Combined, the results of our microscale analysis of the Weng'an nucleus-like structures and experimental taphonomy of nuclei provide for an effective explanation of the fossilization of biological substrates that exhibit a spectrum of decay, preserved via a diversity of mineralization pathways. They also provide the basis for the secure interpretation of the Weng'an nucleus-like structures as nuclei.
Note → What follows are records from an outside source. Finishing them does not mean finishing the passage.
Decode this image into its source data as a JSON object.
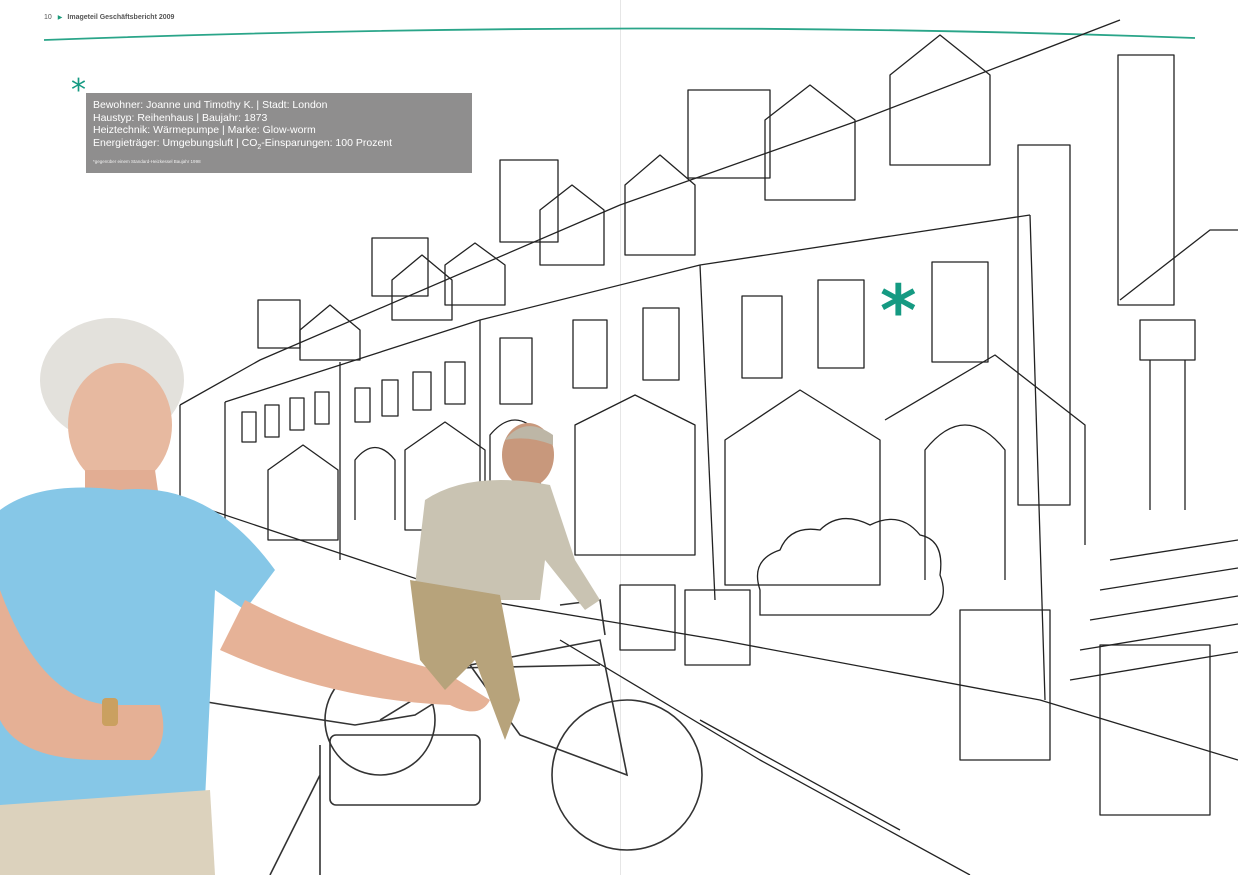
{
  "header": {
    "page_number": "10",
    "title": "Imageteil Geschäftsbericht 2009",
    "accent_color": "#159a82"
  },
  "info_box": {
    "asterisk": "*",
    "line1": "Bewohner: Joanne und Timothy K. | Stadt: London",
    "line2": "Haustyp: Reihenhaus | Baujahr: 1873",
    "line3": "Heiztechnik: Wärmepumpe | Marke: Glow-worm",
    "line4_prefix": "Energieträger: Umgebungsluft | CO",
    "line4_sub": "2",
    "line4_suffix": "-Einsparungen: 100 Prozent",
    "footnote": "*gegenüber einem Standard-Heizkessel Baujahr 1998",
    "background_color": "#8f8e8e"
  },
  "illustration": {
    "asterisk": "*",
    "asterisk_color": "#159a82"
  }
}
Implications for elucidating the fossil record of eukaryotes

Attempts to establish the timing and sequence of assembly of eukaryote-grade cells in the fossil record have been stymied by controversy over the identification of their only definitive characteristic of eukaryotes, the presence of nuclei. Alternatively, researchers have discriminated fossil eukaryote and prokaryote cells based on size, but this diagnosis is probabilistic not definitive [46]. Alternatively, fossil eukaryotic cells are identified on circumstantial evidence of an actin cytoskeleton, such as cyst wall processes or excystment structures which required their cells to change shape in cyst formation or escape, respectively [47]. However, some archaea possess an actin-based cytoskeleton, demonstrating that this feature evolved outside of eukaryotes [48]. Cell or cyst wall differentiation is the only remaining credible criterion for identifying fossil eukaryotes, but even this distinction rests only on the belief that prokaryotes are incapable of such complexity.

A fossil record of subcellular organelles would provide a much more definitive basis for establishing the time scale of eukaryote origin and diversification. This may be complicated by the nucleus-like decay artefacts in bacterial-grade microbes [2-4], but the history of debate over the identification of nuclei in the Weng'an fossils demonstrates that eukaryote organelles can be discriminated based on consistency of shape, size and, for instance, how these change through cell division [19,20]. There are a number of credible examples of nuclei preserved in Phanerozoic fossil eukaryotes [5-14]. Our taphonomy experiments demonstrate the decay resistance of nuclei and the feasibility of their fossilization, both of which are corroborated by our characterization of nuclei in the Proterozoic Weng'an embryo-like fossils.

Thus, we believe that it is time to look again at claims of fossilized nuclei in early Proterozoic and Archaean fossils, hitherto dismissed as possible taphonomic artefacts of prokaryote-grade organisms. This will unleash the power of the fossil record in elucidating the early fossil record of eukaryotes, arbitrating in currently intractable debates over the relative and absolute timing of origin of eukaryote organelles and, ultimately, the emergence of the extant eukaryote diversity.

Conclusion

We have shown that the controversial nucleus-like structures in the early Ediacaran Weng'an embryo-like fossils exhibit a diversity of preservational modes that differ in terms of their consistency of shape, presence or absence of an inner body and the nature of their mineralization. These structures are not preserved directly; rather, they manifest as external moulds in the mineralization of the remaining cell volume. Taphonomy experiments demonstrate that nuclei are more decay resistant than their host cells, making them available as substrates for mineralization on time scales compatible with exceptional fossil preservation. The fossil and experimental taphonomy evidence is readily rationalized if nuclei are resistant to both decay and mineralization, leaving behind nucleus-shaped voids after their eventual degradation on geological time scales, voids that are later filled by diagenetic mineralization. Together, our results demonstrate not only that nuclei are decay resistant, but also that they can be fossilized and preserved even on ancient geological time scales. Thus, there is the real possibility of a fossil record of organelles that might elucidate the evolutionary assembly of the eukaryote-grade cells.